College Essay Editing Tips for Parents
When he or she comes to you (as most smart students do) asking you to help edit his or her personal statement, don’t panic!
February 24, 2014
Yep, you’ve got a brilliant student on your hands – nobody knows it more than you. But, no matter how sharp your student, it’s likely that he or she is going to have a little trouble coming up with the perfect college admissions essay.
Don’t worry! It’s completely normal – after all, that’s a lot of pressure on someone faced with their future riding on one lone document.
And, when he or she comes to you (as most smart students do) asking you to help edit his or her personal statement (the college essay), don’t panic.
We’ve got you covered – just use the following questions as a guide to help ensure you’ve covered all of the college essay editing basics:
1. Were directions followed properly?
Take a moment to read the instructions given to your student and double check to see if your student followed them accurately. Many students (often unintentionally) misinterpret the instructions and inaccurately answer the provided question. Don’t allow your student to submit an essay with this type of response!
Also, check the limits and lengths given: words, pages and of the entire essay. Sometimes, entire essays are counted out, no matter how great the writing is, just because they have failed to follow the guidelines given.
Lengthy writing does not impress admissions officers who are tirelessly working to get through piles of applicants – so help your student’s candidacy by recommending they keep their statement short and sweet.
2. Does the formatting fit standard guidelines?
Online applications automatically format essays to fit standard guidelines. However, if you student is not applying online, he or she will have to ensure that formatting is standardized. Double check that the following guidelines are met:
• Times New Roman, 12 point font
• Only print on one side of the page
• Each page must include the student’s name, high school and date of birth
3. Does the introduction stand out?
You want the admissions officer to want to keep reading what your student has written. Encourage your student to start out with an interesting, perhaps even catchy, introduction, so that the reader is encouraged to continue reading.
Admissions officers read hundreds, if not thousands, of essays daily and you want your student’s to stand out amongst the pile.
4. Does your student use active voice throughout the entire essay?
This can go a variety of routes. Some students use passive voice throughout an essay. Some switch between active and passive voice. And, while this is a challenge for all writers regardless of student status, it’s important to note.
Using active voice will help make your student’s essay stronger. You can utilize a word processing program, which can provide assistance with recognizing passive tense to active but, be extremely cautious in relying completely on any word processing tool because they are never completely accurate.
Example of Passive Voice: Your car has been scratched. Example of Active Voice: I have scratched your car.
5. Are there any clichés?
As you read your student’s essay, do you recognize any phrases that you hear often – perhaps in conversation? Clichés are all-too-common, overly used phrases (think “tip of the iceberg,” “like a kid in a candy store,” “think outside the box,” etc.).

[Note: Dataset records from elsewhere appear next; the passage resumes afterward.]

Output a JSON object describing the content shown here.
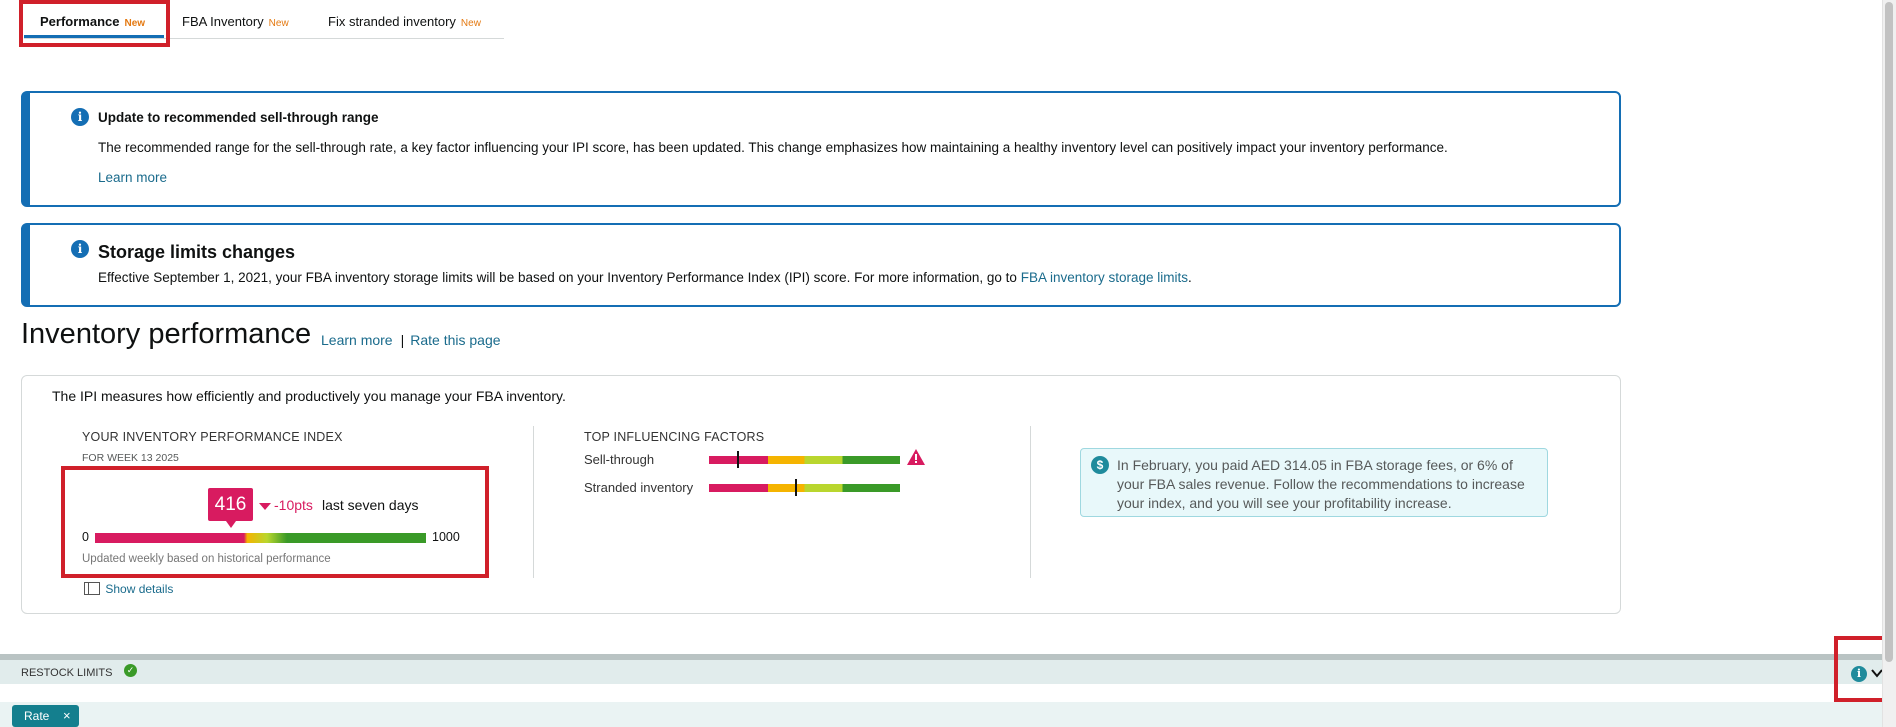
{
  "tabs": [
    {
      "label": "Performance",
      "badge": "New"
    },
    {
      "label": "FBA Inventory",
      "badge": "New"
    },
    {
      "label": "Fix stranded inventory",
      "badge": "New"
    }
  ],
  "banner1": {
    "title": "Update to recommended sell-through range",
    "text": "The recommended range for the sell-through rate, a key factor influencing your IPI score, has been updated. This change emphasizes how maintaining a healthy inventory level can positively impact your inventory performance.",
    "link": "Learn more"
  },
  "banner2": {
    "title": "Storage limits changes",
    "text": "Effective September 1, 2021, your FBA inventory storage limits will be based on your Inventory Performance Index (IPI) score. For more information, go to",
    "link": "FBA inventory storage limits",
    "period": "."
  },
  "heading": {
    "title": "Inventory performance",
    "learn_more": "Learn more",
    "separator": "|",
    "rate_page": "Rate this page"
  },
  "card": {
    "intro": "The IPI measures how efficiently and productively you manage your FBA inventory.",
    "ipi": {
      "title": "YOUR INVENTORY PERFORMANCE INDEX",
      "week": "FOR WEEK 13 2025",
      "score": "416",
      "score_value": 416,
      "min": "0",
      "max": "1000",
      "change": "-10pts",
      "period": "last seven days",
      "note": "Updated weekly based on historical performance",
      "show_details": "Show details"
    },
    "factors": {
      "title": "TOP INFLUENCING FACTORS",
      "items": [
        {
          "label": "Sell-through",
          "marker_fraction": 0.16,
          "warning": true
        },
        {
          "label": "Stranded inventory",
          "marker_fraction": 0.46,
          "warning": false
        }
      ]
    },
    "callout": {
      "text": "In February, you paid AED 314.05 in FBA storage fees, or 6% of your FBA sales revenue. Follow the recommendations to increase your index, and you will see your profitability increase."
    }
  },
  "restock": {
    "label": "RESTOCK LIMITS"
  },
  "rate_button": {
    "label": "Rate",
    "close": "×"
  },
  "icons": {
    "info": "info-icon",
    "check": "check-icon",
    "chevron": "chevron-down-icon",
    "warning": "warning-icon",
    "dollar": "dollar-icon"
  },
  "colors": {
    "accent": "#146eb4",
    "link": "#1a6b8c",
    "red": "#d81b60",
    "green": "#3a9a28",
    "yellow": "#f5b400",
    "teal": "#147f8e"
  }
}
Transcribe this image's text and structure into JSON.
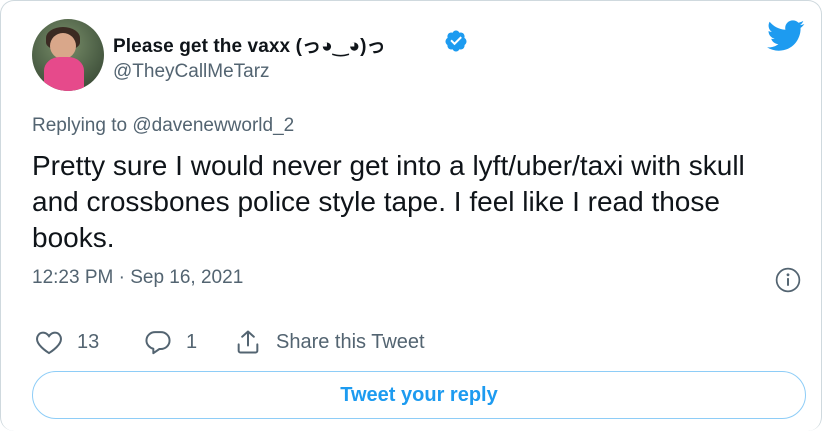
{
  "author": {
    "display_name": "Please get the vaxx (っ◕‿◕)っ",
    "handle": "@TheyCallMeTarz",
    "verified": true
  },
  "reply_to": "Replying to @davenewworld_2",
  "tweet": {
    "text": "Pretty sure I would never get into a lyft/uber/taxi with skull and crossbones police style tape. I feel like I read those books.",
    "timestamp": "12:23 PM · Sep 16, 2021"
  },
  "actions": {
    "likes": "13",
    "replies": "1",
    "share_label": "Share this Tweet"
  },
  "reply_button_label": "Tweet your reply",
  "icons": {
    "brand": "twitter-bird-icon",
    "verified": "verified-badge-icon",
    "info": "info-icon",
    "like": "heart-icon",
    "reply": "comment-icon",
    "share": "share-icon"
  },
  "colors": {
    "accent": "#1d9bf0",
    "secondary_text": "#536471",
    "primary_text": "#0f1419"
  }
}
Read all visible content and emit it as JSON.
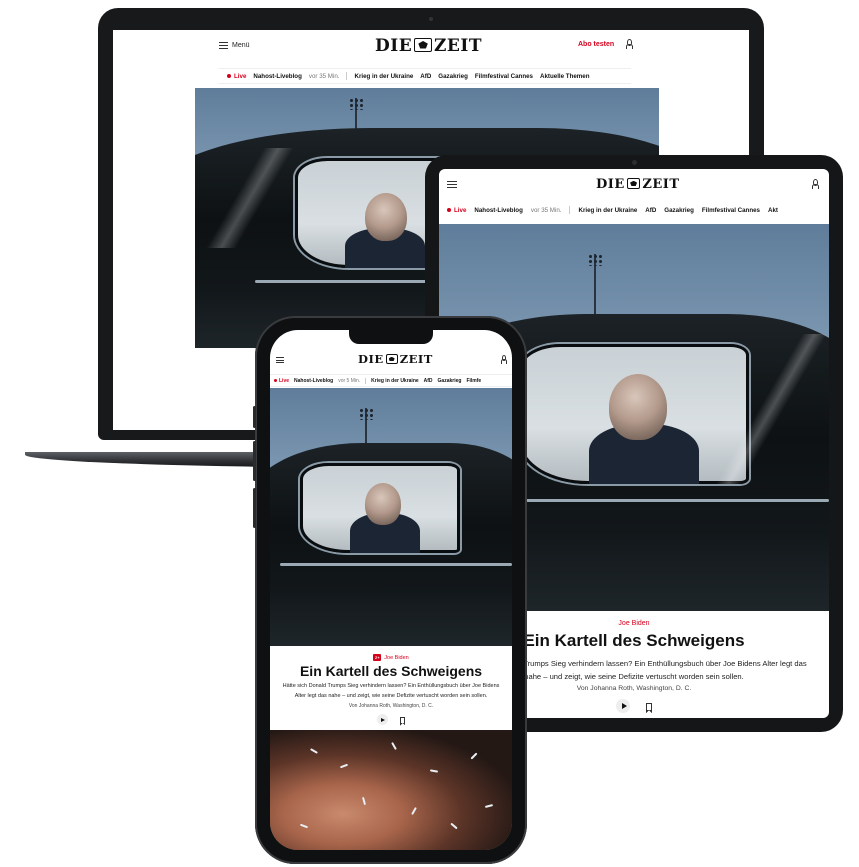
{
  "brand": {
    "logo_left": "DIE",
    "logo_right": "ZEIT",
    "accent_color": "#d5001c"
  },
  "header": {
    "menu_label": "Menü",
    "subscribe_label": "Abo testen"
  },
  "nav": {
    "live_label": "Live",
    "items": [
      "Nahost-Liveblog",
      "Krieg in der Ukraine",
      "AfD",
      "Gazakrieg",
      "Filmfestival Cannes",
      "Aktuelle Themen"
    ],
    "ago_laptop": "vor 35 Min.",
    "ago_tablet": "vor 35 Min.",
    "ago_phone": "vor 5 Min.",
    "tablet_cut": "Akt",
    "phone_cut": "Filmfe"
  },
  "article": {
    "kicker": "Joe Biden",
    "headline": "Ein Kartell des Schweigens",
    "teaser_phone": "Hätte sich Donald Trumps Sieg verhindern lassen? Ein Enthüllungsbuch über Joe Bidens Alter legt das nahe – und zeigt, wie seine Defizite vertuscht worden sein sollen.",
    "teaser_tablet_1": "Hätte sich Donald Trumps Sieg verhindern lassen? Ein Enthüllungsbuch über Joe Bidens Alter legt das",
    "teaser_tablet_2": "nahe – und zeigt, wie seine Defizite vertuscht worden sein sollen.",
    "byline": "Von Johanna Roth, Washington, D. C.",
    "zplus_badge": "Z+"
  },
  "icons": [
    "menu-icon",
    "account-icon",
    "play-icon",
    "bookmark-icon",
    "eagle-logo-icon"
  ]
}
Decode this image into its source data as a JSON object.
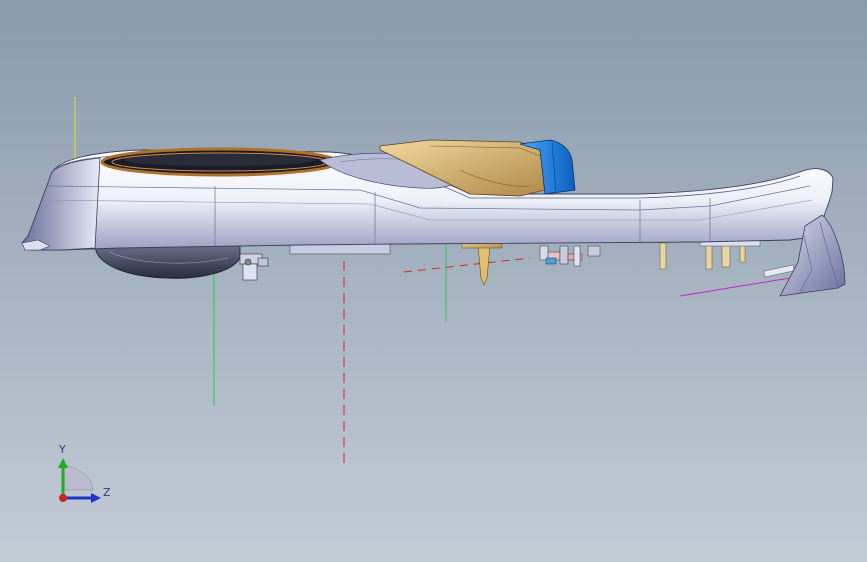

Your student should aim to avoid these like the plague (okay, that was a cliché – but we added as a bonus example)!
Why? Writing is meant to be a creative process and using these burnt out phrases takes that creativity away. Suggest your student uses more original descriptions.
For example, instead of saying “If walls could talk” your student may write, “The secrets concealed within my spirit are endless.” See? It packs much more punch! (Yep, another cliché for you!)
6. Does the conclusion echo the main points?
The conclusion of the essay should ultimately remind (without repeating word for word) the reader of the key points discussed within the body and not bring up any new ideas or subjects. It should, however, leave a lasting statement or impression that will stick with the reader once the essay is complete.
It’s helpful to suggest that your student begin his or her first draft early – at the very least – one month before the essay is due, so that there is plenty of time for additional review and additional drafts.
It’s also important to take breaks in between and so that your student can return with a refreshed mindset, ready to make new edits.
Though it may seem like a daunting process, for you and your student alike, starting early and taking it day by day is the best way to ensure the best essay outcome for everyone involved!